Startup company Veo Robotics has announced the launch of a production-ready vision system for safe human-robot interaction.
Veo FreeMove has been designed to give manufacturing engineers the freedom to combine the strength, precision, and speed of standard industrial robots with the ingenuity, judgment, and dexterity of humans.
The system can be used with standard industrial robots from major manufacturers, which can have payloads of hundreds of kilograms and move at many metres per second.
Patrick Sobalvarro, co-founder and CEO, Veo Robotics, said: “FreeMove will make manufacturing more flexible and efficient by reducing both capital and operating expenses.
“It allows manufacturing engineers to build production workcells that include robots, or other automatic machinery, and human production workers. This leads to shorter design times, less custom machinery, and shorter lead times before workcells are operational.
“In production operations, FreeMove provides shorter takt times, higher unit production rates, and quicker fault recovery, all with improved ergonomics and safety. Safe, fluid human-machine interaction is the future of manufacturing.”
Veo FreeMove is compliant with ISO 13849 (safety of machinery – safety-related parts of control systems), meets the requirements of PL=d, structure category 3, and consists of: custom, 3D time-of-flight sensors mounted on the workcell periphery to cover the volume of the safeguarded space; a high-performance, dual-channel architecture computing engine that runs fail-safe software that processes image data from the sensors and implements speed and separation monitoring (per ISO 15066); and a software suite for self-service configuration and real-time visualisation of the sensors and data.
The sensors and engine run the company’s proprietary intelligent vision and control software. Data from the sensors, which have redundant sensing elements with an on-board FPGA for real-time comparison and health monitoring, is fused into a 3D representation of the workcell.
That data is redundantly processed by each channel of the engine’s high-performance computing platform and then compared by a safety processor to guarantee correct calculation.
The engine maps and classifies the workspace in real time, performing dynamic speed and separation monitoring in accordance with ISO/TS 15066 and ISO 10218. The system can be configured through the user interface.

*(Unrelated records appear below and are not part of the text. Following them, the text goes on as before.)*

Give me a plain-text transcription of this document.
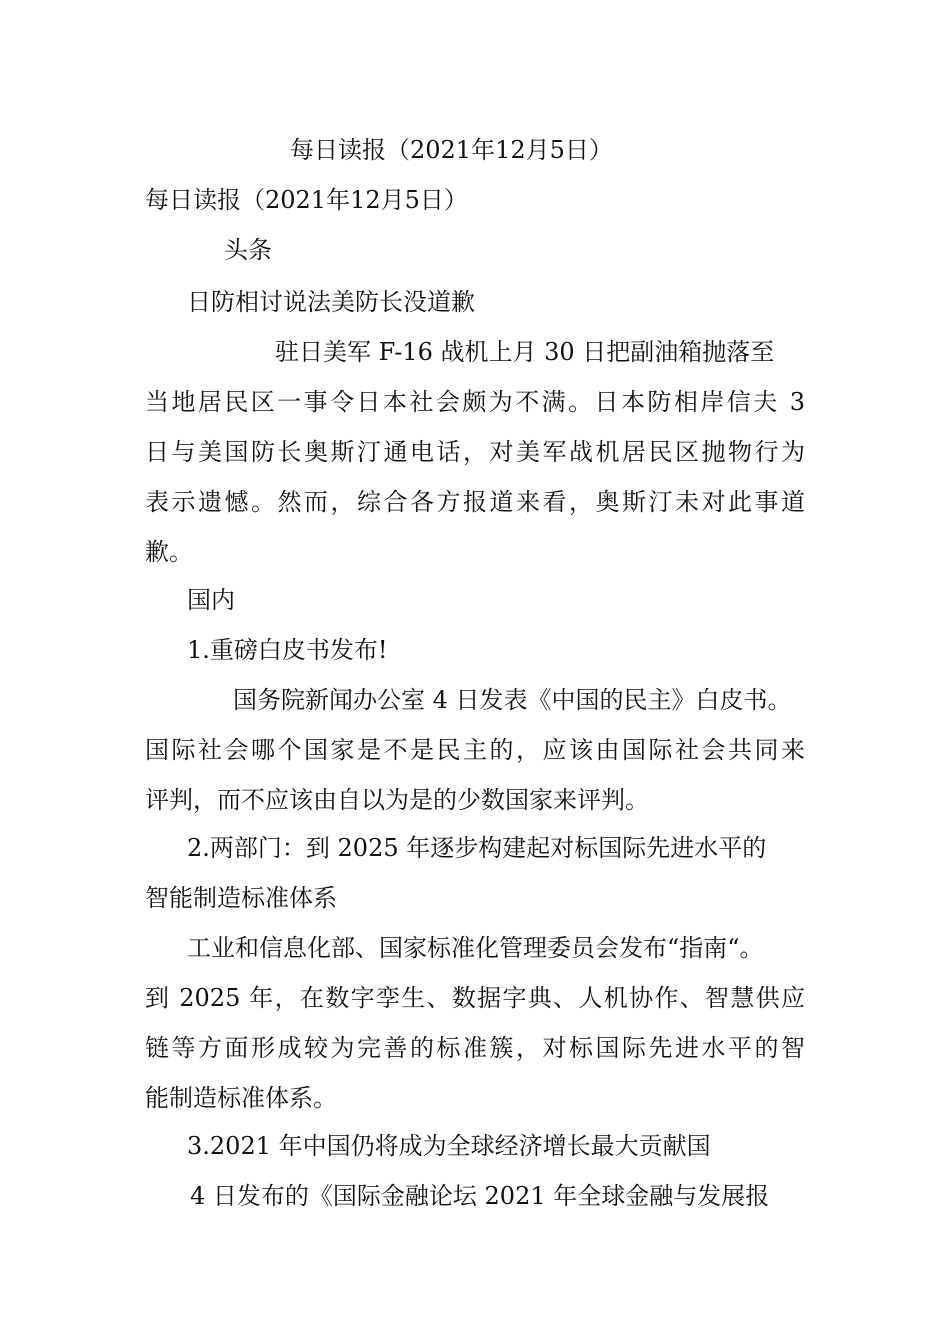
每日读报（2021年12月5日）
每日读报（2021年12月5日）
头条
日防相讨说法美防长没道歉
驻日美军 F-16 战机上月 30 日把副油箱抛落至
当地居民区一事令日本社会颇为不满。日本防相岸信夫 3
日与美国防长奥斯汀通电话，对美军战机居民区抛物行为
表示遗憾。然而，综合各方报道来看，奥斯汀未对此事道
歉。
国内
1.重磅白皮书发布!
国务院新闻办公室 4 日发表《中国的民主》白皮书。
国际社会哪个国家是不是民主的，应该由国际社会共同来
评判，而不应该由自以为是的少数国家来评判。
2.两部门：到 2025 年逐步构建起对标国际先进水平的
智能制造标准体系
工业和信息化部、国家标准化管理委员会发布“指南“。
到 2025 年，在数字孪生、数据字典、人机协作、智慧供应
链等方面形成较为完善的标准簇，对标国际先进水平的智
能制造标准体系。
3.2021 年中国仍将成为全球经济增长最大贡献国
4 日发布的《国际金融论坛 2021 年全球金融与发展报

Veo FreeMove also projects all possible future positions of the objects in its environment. It dynamically calculates protective separation distances and signals the robot to slow or stop as necessary for worker safety, and then to resume its programme when it can do so safely.
As Veo FreeMove will override the robot programme as necessary to safely slow and stop, it allows for the design of ISO 10218 SSM-compliant applications and workcells. Additionally, because the sensors and engine have continuous registration and health monitoring systems, any fault will safely stop the robot.
Veo Robotics has been working with third party certification agencies through the system’s development process and will submit Veo FreeMove for certification in early 2020, with final certification expected at the end of 2020.